The day may not be too far off when a Chinese aircraft carrier makes
routine pit stops at cities along the Indian Ocean littoral.
China’s naval presence in the Indian Ocean began in earnest in 2006,
when Chinese vessels joined the international task force aimed at
curbing Somali piracy in the Gulf of Aden and securing pivotal global
shipping routes. Much of China’s booming economy is fueled by oil
shipped from the Persian Gulf, through the Indian Ocean, and Beijing
policymakers see the necessity of securing sea-lanes and access beyond
the Strait of Malacca. It’s a typically realist posture, one which can
be gleaned from the first ever Chinese “Blue Book”
on India — a semiofficial policy document — published this month. It
says New Delhi is preparing for the eventuality of a “two-front war”
with China and Pakistan and notes the developing strength of India’s
blue-water navy.
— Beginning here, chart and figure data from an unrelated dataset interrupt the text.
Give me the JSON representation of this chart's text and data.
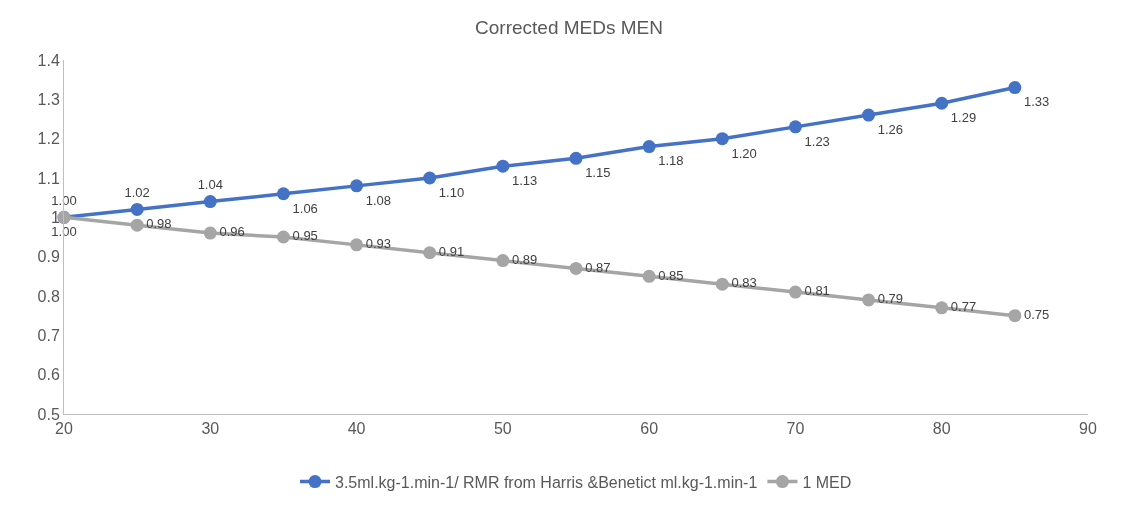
{
  "chart_data": {
    "type": "line",
    "title": "Corrected MEDs MEN",
    "x": [
      20,
      25,
      30,
      35,
      40,
      45,
      50,
      55,
      60,
      65,
      70,
      75,
      80,
      85
    ],
    "series": [
      {
        "name": "3.5ml.kg-1.min-1/ RMR from Harris &Benetict ml.kg-1.min-1",
        "color": "#4472c4",
        "values": [
          1.0,
          1.02,
          1.04,
          1.06,
          1.08,
          1.1,
          1.13,
          1.15,
          1.18,
          1.2,
          1.23,
          1.26,
          1.29,
          1.33
        ],
        "value_labels": [
          "1.00",
          "1.02",
          "1.04",
          "1.06",
          "1.08",
          "1.10",
          "1.13",
          "1.15",
          "1.18",
          "1.20",
          "1.23",
          "1.26",
          "1.29",
          "1.33"
        ]
      },
      {
        "name": "1 MED",
        "color": "#a5a5a5",
        "values": [
          1.0,
          0.98,
          0.96,
          0.95,
          0.93,
          0.91,
          0.89,
          0.87,
          0.85,
          0.83,
          0.81,
          0.79,
          0.77,
          0.75
        ],
        "value_labels": [
          "1.00",
          "0.98",
          "0.96",
          "0.95",
          "0.93",
          "0.91",
          "0.89",
          "0.87",
          "0.85",
          "0.83",
          "0.81",
          "0.79",
          "0.77",
          "0.75"
        ]
      }
    ],
    "xlim": [
      20,
      90
    ],
    "xticks": [
      20,
      30,
      40,
      50,
      60,
      70,
      80,
      90
    ],
    "ylim": [
      0.5,
      1.4
    ],
    "yticks": [
      0.5,
      0.6,
      0.7,
      0.8,
      0.9,
      1,
      1.1,
      1.2,
      1.3,
      1.4
    ],
    "grid": false,
    "legend": "bottom",
    "marker": "circle",
    "line_style": "solid"
  }
}
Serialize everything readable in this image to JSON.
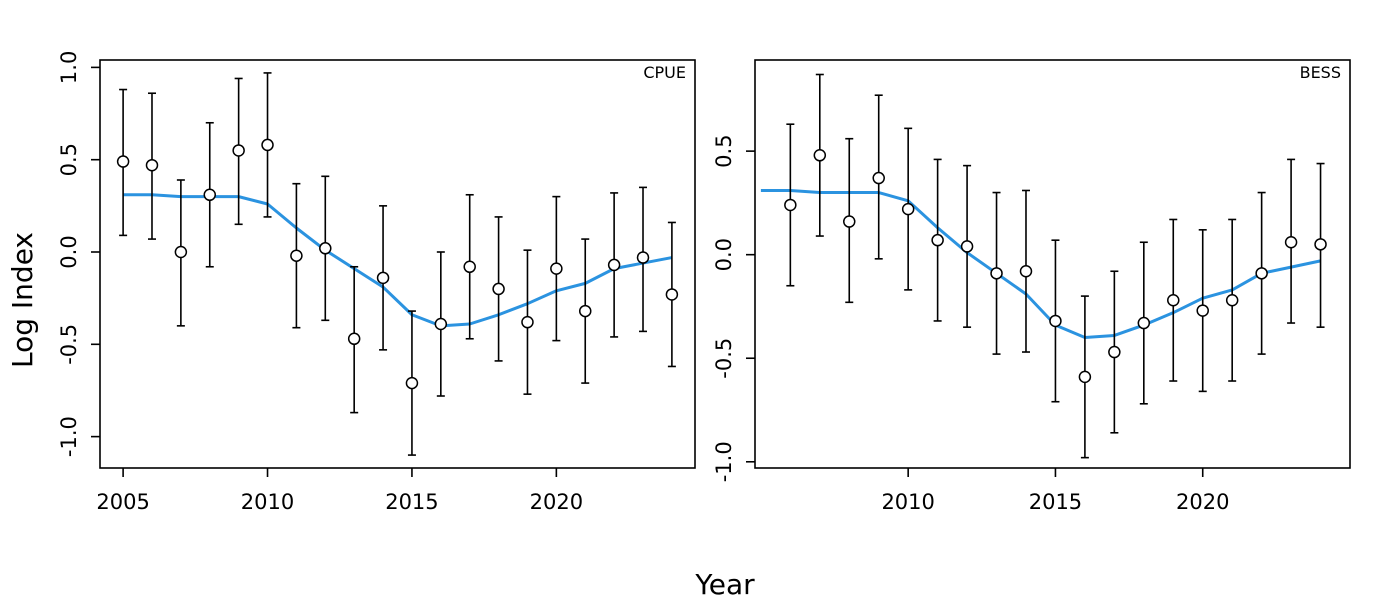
{
  "figure": {
    "xlabel": "Year",
    "ylabel": "Log Index",
    "fit_color": "#2b93e0",
    "point_fill": "#ffffff",
    "point_stroke": "#000000"
  },
  "chart_data": [
    {
      "type": "scatter",
      "panel_label": "CPUE",
      "xlim": [
        2004.2,
        2024.8
      ],
      "ylim": [
        -1.17,
        1.04
      ],
      "xticks": [
        2005,
        2010,
        2015,
        2020
      ],
      "yticks": [
        -1.0,
        -0.5,
        0.0,
        0.5,
        1.0
      ],
      "ytick_labels": [
        "-1.0",
        "-0.5",
        "0.0",
        "0.5",
        "1.0"
      ],
      "series": [
        {
          "kind": "points_with_error_bars",
          "x": [
            2005,
            2006,
            2007,
            2008,
            2009,
            2010,
            2011,
            2012,
            2013,
            2014,
            2015,
            2016,
            2017,
            2018,
            2019,
            2020,
            2021,
            2022,
            2023,
            2024
          ],
          "y": [
            0.49,
            0.47,
            0.0,
            0.31,
            0.55,
            0.58,
            -0.02,
            0.02,
            -0.47,
            -0.14,
            -0.71,
            -0.39,
            -0.08,
            -0.2,
            -0.38,
            -0.09,
            -0.32,
            -0.07,
            -0.03,
            -0.23
          ],
          "lower": [
            0.09,
            0.07,
            -0.4,
            -0.08,
            0.15,
            0.19,
            -0.41,
            -0.37,
            -0.87,
            -0.53,
            -1.1,
            -0.78,
            -0.47,
            -0.59,
            -0.77,
            -0.48,
            -0.71,
            -0.46,
            -0.43,
            -0.62
          ],
          "upper": [
            0.88,
            0.86,
            0.39,
            0.7,
            0.94,
            0.97,
            0.37,
            0.41,
            -0.08,
            0.25,
            -0.32,
            0.0,
            0.31,
            0.19,
            0.01,
            0.3,
            0.07,
            0.32,
            0.35,
            0.16
          ]
        },
        {
          "kind": "line",
          "x": [
            2005,
            2006,
            2007,
            2008,
            2009,
            2010,
            2011,
            2012,
            2013,
            2014,
            2015,
            2016,
            2017,
            2018,
            2019,
            2020,
            2021,
            2022,
            2023,
            2024
          ],
          "y": [
            0.31,
            0.31,
            0.3,
            0.3,
            0.3,
            0.26,
            0.13,
            0.01,
            -0.09,
            -0.19,
            -0.34,
            -0.4,
            -0.39,
            -0.34,
            -0.28,
            -0.21,
            -0.17,
            -0.09,
            -0.06,
            -0.03
          ]
        }
      ]
    },
    {
      "type": "scatter",
      "panel_label": "BESS",
      "xlim": [
        2004.8,
        2025.0
      ],
      "ylim": [
        -1.03,
        0.94
      ],
      "xticks": [
        2010,
        2015,
        2020
      ],
      "yticks": [
        -1.0,
        -0.5,
        0.0,
        0.5
      ],
      "ytick_labels": [
        "-1.0",
        "-0.5",
        "0.0",
        "0.5"
      ],
      "series": [
        {
          "kind": "points_with_error_bars",
          "x": [
            2006,
            2007,
            2008,
            2009,
            2010,
            2011,
            2012,
            2013,
            2014,
            2015,
            2016,
            2017,
            2018,
            2019,
            2020,
            2021,
            2022,
            2023,
            2024
          ],
          "y": [
            0.24,
            0.48,
            0.16,
            0.37,
            0.22,
            0.07,
            0.04,
            -0.09,
            -0.08,
            -0.32,
            -0.59,
            -0.47,
            -0.33,
            -0.22,
            -0.27,
            -0.22,
            -0.09,
            0.06,
            0.05
          ],
          "lower": [
            -0.15,
            0.09,
            -0.23,
            -0.02,
            -0.17,
            -0.32,
            -0.35,
            -0.48,
            -0.47,
            -0.71,
            -0.98,
            -0.86,
            -0.72,
            -0.61,
            -0.66,
            -0.61,
            -0.48,
            -0.33,
            -0.35
          ],
          "upper": [
            0.63,
            0.87,
            0.56,
            0.77,
            0.61,
            0.46,
            0.43,
            0.3,
            0.31,
            0.07,
            -0.2,
            -0.08,
            0.06,
            0.17,
            0.12,
            0.17,
            0.3,
            0.46,
            0.44
          ]
        },
        {
          "kind": "line",
          "x": [
            2005,
            2006,
            2007,
            2008,
            2009,
            2010,
            2011,
            2012,
            2013,
            2014,
            2015,
            2016,
            2017,
            2018,
            2019,
            2020,
            2021,
            2022,
            2023,
            2024
          ],
          "y": [
            0.31,
            0.31,
            0.3,
            0.3,
            0.3,
            0.26,
            0.13,
            0.01,
            -0.09,
            -0.19,
            -0.34,
            -0.4,
            -0.39,
            -0.34,
            -0.28,
            -0.21,
            -0.17,
            -0.09,
            -0.06,
            -0.03
          ]
        }
      ]
    }
  ]
}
It warns, as the Chinese often do, of the inherent instabilities of India’s democracy, which could lead to further tensions.
Many Indian strategists do seem to accept now that China’s widening
naval scope is a natural consequence of its growing global presence; its
expanding operations are that of any budding power seeking to safeguard
far-flung economic interests. “There’s a maturation of Indian thought
on the string of pearls,” says Jeff Smith, an expert on Sino-Indian
relations at the American Foreign Policy Council in Washington. “Many
recognize now that these are genuine [Chinese] commercial interests. The
biggest reason India is also looking seaward is its own growth.”
But the parallel rise of China and India is still taking the world
into uncharted waters. Theorists and analysts squint back at the era of
Great Game rivalries, pointing to the now in-vogue writings of Alfred
Thayer Mahan, a 19th century American naval officer and geostrategist
who has become popular in both New Delhi and Beijing.
Mahan championed the need for a state to protect its merchant fleets
with robust naval power — the blueprint for global domination used by
the British Empire and later the U.S. But if China and India follow that
same path, they’ll surely bump up against each other. Away from China’s
expansion into the Indian Ocean, India has caused alarm in Beijing by
stepping up its economic interests in the South China Sea and military
ties with Vietnam, the main rival claimant to a body of water Beijing
considers its sovereign territory. “Neither [India nor China] is really
capable yet of operating in each other’s backyards,” says Smith. But the
current course of action suggests further tensions may lie ahead.
In Samudra Manthan: Sino-Indian Rivalry in the Indo-Pacific,
a book published in late 2012 by the Carnegie Endowment for
International Peace, veteran Indian geopolitical analyst C. Raja Mohan
deploys a parable from ancient Hindu mythology to explain the current
strategic conundrum between China and India. Rival gods and demons churn
the oceans in search of heavenly ambrosia, but the process yields
poison. It takes the subtle interventions of the Lord Vishnu to first
deal with the poison and then help manage the discovery of ambrosia.
In Raja Mohan’s metaphor, Vishnu ought to be interpreted as the U.S.,
still the dominant power in both the Indian and Pacific Oceans. But it
remains unclear to what extent Washington, burdened with shrinking
defense budgets and complex relationships with both China and India,
could or would want to smooth out the hard edges of Sino-Indian
competition. It’s certain that such a role would be unwelcome not just
in Beijing, but also New Delhi, where policymakers have no desire to be
drawn into the orbit of a Western superpower. And American ambivalence
was on display last month as well. “Through the whole border dispute,
there was not one word mentioned out of Washington,” says Smith. It’ll
be up to Indian and Chinese politicos to make sure the geopolitical
churn of the Indian Ocean doesn’t become poisonous.